This Founder Turned Down an Acquisition and Brought on Investors. That Led to a Much Bigger Sale.

How Sageview Capital helped Reflexis Systems founder Prashanth Palakurthi sell his company for $575 million.

Scott Stuart, partner with Sageview Capital

Scott Stuart, partner with Sageview Capital – Photography by Evelyn Freja

In 2013, Reflexis Systems founder Prashanth Pala­kurthi was at a crossroads. He’d grown his retail workforce-management software company for 12 years, investing nearly $10 million of his own money in the business, but wasn’t sure he wanted to accept an offer on the table to sell to a public com­pany. He believed that with more time and an investment partner, he might be able to grow the business to a much larger exit. So, with the offer idling, he asked a friend for introductions to a handful of investors who could help with that growth.

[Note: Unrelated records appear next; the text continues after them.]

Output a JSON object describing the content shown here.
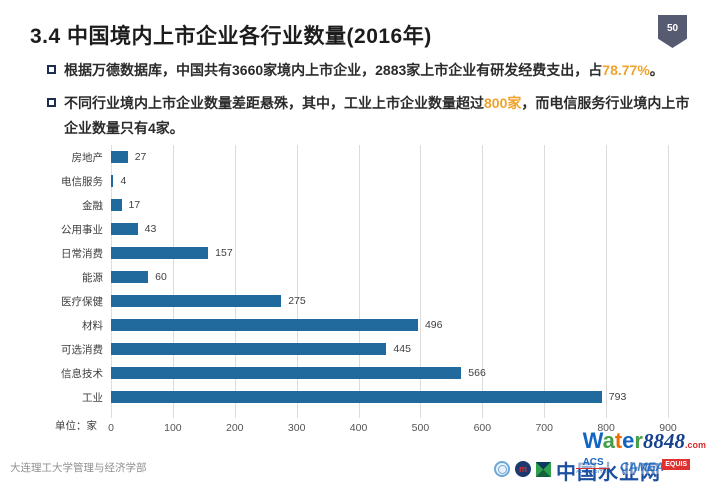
{
  "page": {
    "badge": "50",
    "title": "3.4  中国境内上市企业各行业数量(2016年)",
    "footer": "大连理工大学管理与经济学部"
  },
  "bullets": [
    {
      "pre": "根据万德数据库，中国共有3660家境内上市企业，2883家上市企业有研发经费支出，占",
      "highlight": "78.77%",
      "post": "。"
    },
    {
      "pre": "不同行业境内上市企业数量差距悬殊，其中，工业上市企业数量超过",
      "highlight": "800家",
      "post": "，而电信服务行业境内上市企业数量只有4家。"
    }
  ],
  "chart_data": {
    "type": "bar",
    "orientation": "horizontal",
    "title": "",
    "categories": [
      "房地产",
      "电信服务",
      "金融",
      "公用事业",
      "日常消费",
      "能源",
      "医疗保健",
      "材料",
      "可选消费",
      "信息技术",
      "工业"
    ],
    "values": [
      27,
      4,
      17,
      43,
      157,
      60,
      275,
      496,
      445,
      566,
      793
    ],
    "xlim": [
      0,
      900
    ],
    "x_ticks": [
      0,
      100,
      200,
      300,
      400,
      500,
      600,
      700,
      800,
      900
    ],
    "unit_label": "单位：家",
    "grid": true,
    "legend": "none",
    "bar_color": "#206a9e"
  },
  "colors": {
    "bar": "#206a9e",
    "highlight": "#efa32c",
    "badge": "#575b72",
    "grid": "#dcdcdc"
  },
  "watermark": {
    "brand_letters": [
      {
        "ch": "W",
        "color": "#1565c0"
      },
      {
        "ch": "a",
        "color": "#43a047"
      },
      {
        "ch": "t",
        "color": "#ef6c00"
      },
      {
        "ch": "e",
        "color": "#1565c0"
      },
      {
        "ch": "r",
        "color": "#43a047"
      }
    ],
    "brand_number": "8848",
    "brand_tld": ".com",
    "site_name": "中国水业网",
    "accreditation_acs": "ACS",
    "accreditation_accredited": "ACCREDITED",
    "accreditation_camea": "CAMEA",
    "accreditation_equis": "EQUIS"
  }
}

His gambit worked: Palakurthi passed on the deal and accepted an investment from Sageview Capital, a growth equity firm with offices in Palo Alto, California, and Greenwich, Connecticut, and a focus on software and tech-enabled businesses.

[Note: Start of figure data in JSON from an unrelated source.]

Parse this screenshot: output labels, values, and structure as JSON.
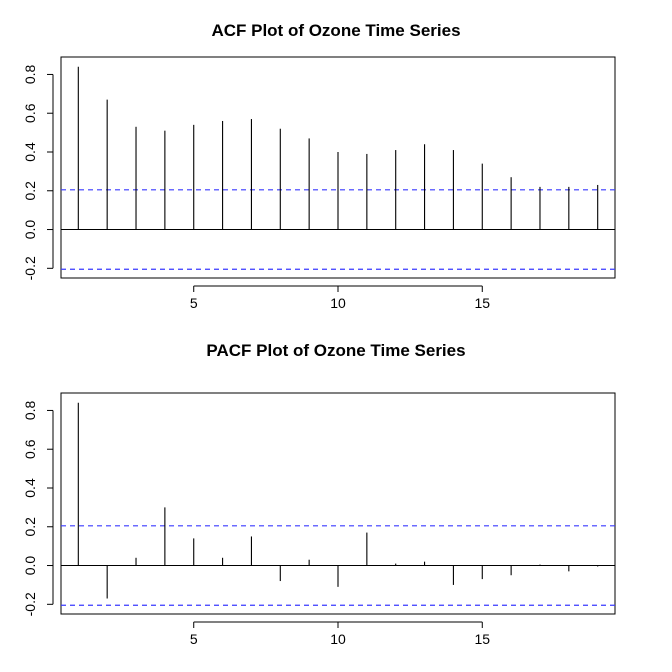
{
  "chart_data": [
    {
      "type": "bar",
      "title": "ACF Plot of Ozone Time Series",
      "xlabel": "",
      "ylabel": "",
      "x": [
        1,
        2,
        3,
        4,
        5,
        6,
        7,
        8,
        9,
        10,
        11,
        12,
        13,
        14,
        15,
        16,
        17,
        18,
        19
      ],
      "values": [
        0.84,
        0.67,
        0.53,
        0.51,
        0.54,
        0.56,
        0.57,
        0.52,
        0.47,
        0.4,
        0.39,
        0.41,
        0.44,
        0.41,
        0.34,
        0.27,
        0.22,
        0.22,
        0.23
      ],
      "confidence_bound": 0.205,
      "xlim": [
        0.4,
        19.6
      ],
      "ylim": [
        -0.25,
        0.89
      ],
      "xticks": [
        "5",
        "10",
        "15"
      ],
      "yticks": [
        "-0.2",
        "0.0",
        "0.2",
        "0.4",
        "0.6",
        "0.8"
      ],
      "grid": false,
      "bar_color": "#000000",
      "bound_color": "#3a3aff"
    },
    {
      "type": "bar",
      "title": "PACF Plot of Ozone Time Series",
      "xlabel": "",
      "ylabel": "",
      "x": [
        1,
        2,
        3,
        4,
        5,
        6,
        7,
        8,
        9,
        10,
        11,
        12,
        13,
        14,
        15,
        16,
        17,
        18,
        19
      ],
      "values": [
        0.84,
        -0.17,
        0.04,
        0.3,
        0.14,
        0.04,
        0.15,
        -0.08,
        0.03,
        -0.11,
        0.17,
        0.01,
        0.02,
        -0.1,
        -0.07,
        -0.05,
        0.005,
        -0.03,
        -0.005
      ],
      "confidence_bound": 0.205,
      "xlim": [
        0.4,
        19.6
      ],
      "ylim": [
        -0.25,
        0.89
      ],
      "xticks": [
        "5",
        "10",
        "15"
      ],
      "yticks": [
        "-0.2",
        "0.0",
        "0.2",
        "0.4",
        "0.6",
        "0.8"
      ],
      "grid": false,
      "bar_color": "#000000",
      "bound_color": "#3a3aff"
    }
  ]
}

In Sageview, Palakurthi found investors who understood what his company needed to grow, without focusing on “the view from a simple heuristic of spreadsheets.” One of the main goals Sageview helped him achieve was professionalizing Reflexis’s sales operation. Leveraging Sageview’s relationships and credibility, Reflexis brought in talent in the sales department Palakurthi says the company wouldn’t have otherwise been able to attract. This included chief revenue officer Brett Friedman, a veteran of enterprise software industry leaders including Oracle and SAP.

Landing Friedman was a big win for Sageview and Reflexis, especially after two earlier efforts to hire a head of sales had fallen through. Sageview co-founder and partner Scott Stuart explains how they did it: “We told him, ‘This is not a $13 million revenue SaaS company. This is an emerging $60 million to $100 million SaaS company, and here’s all of our thinking and research and here’s why you should get involved.’

The prediction in the pitch to Friedman hit the mark. By 2019, Reflexis was generating annual sales of $66 million, up 100 percent compared with three years earlier. The following year, the mobile computing company Zebra Technologies acquired Reflexis for $575 million.

For Palakurthi, the partnership with Sageview was well worth passing on the acqui­si­tion offer six years earlier. “I’m glad I didn’t do it,” he says. “I’m a richer man today because of that.”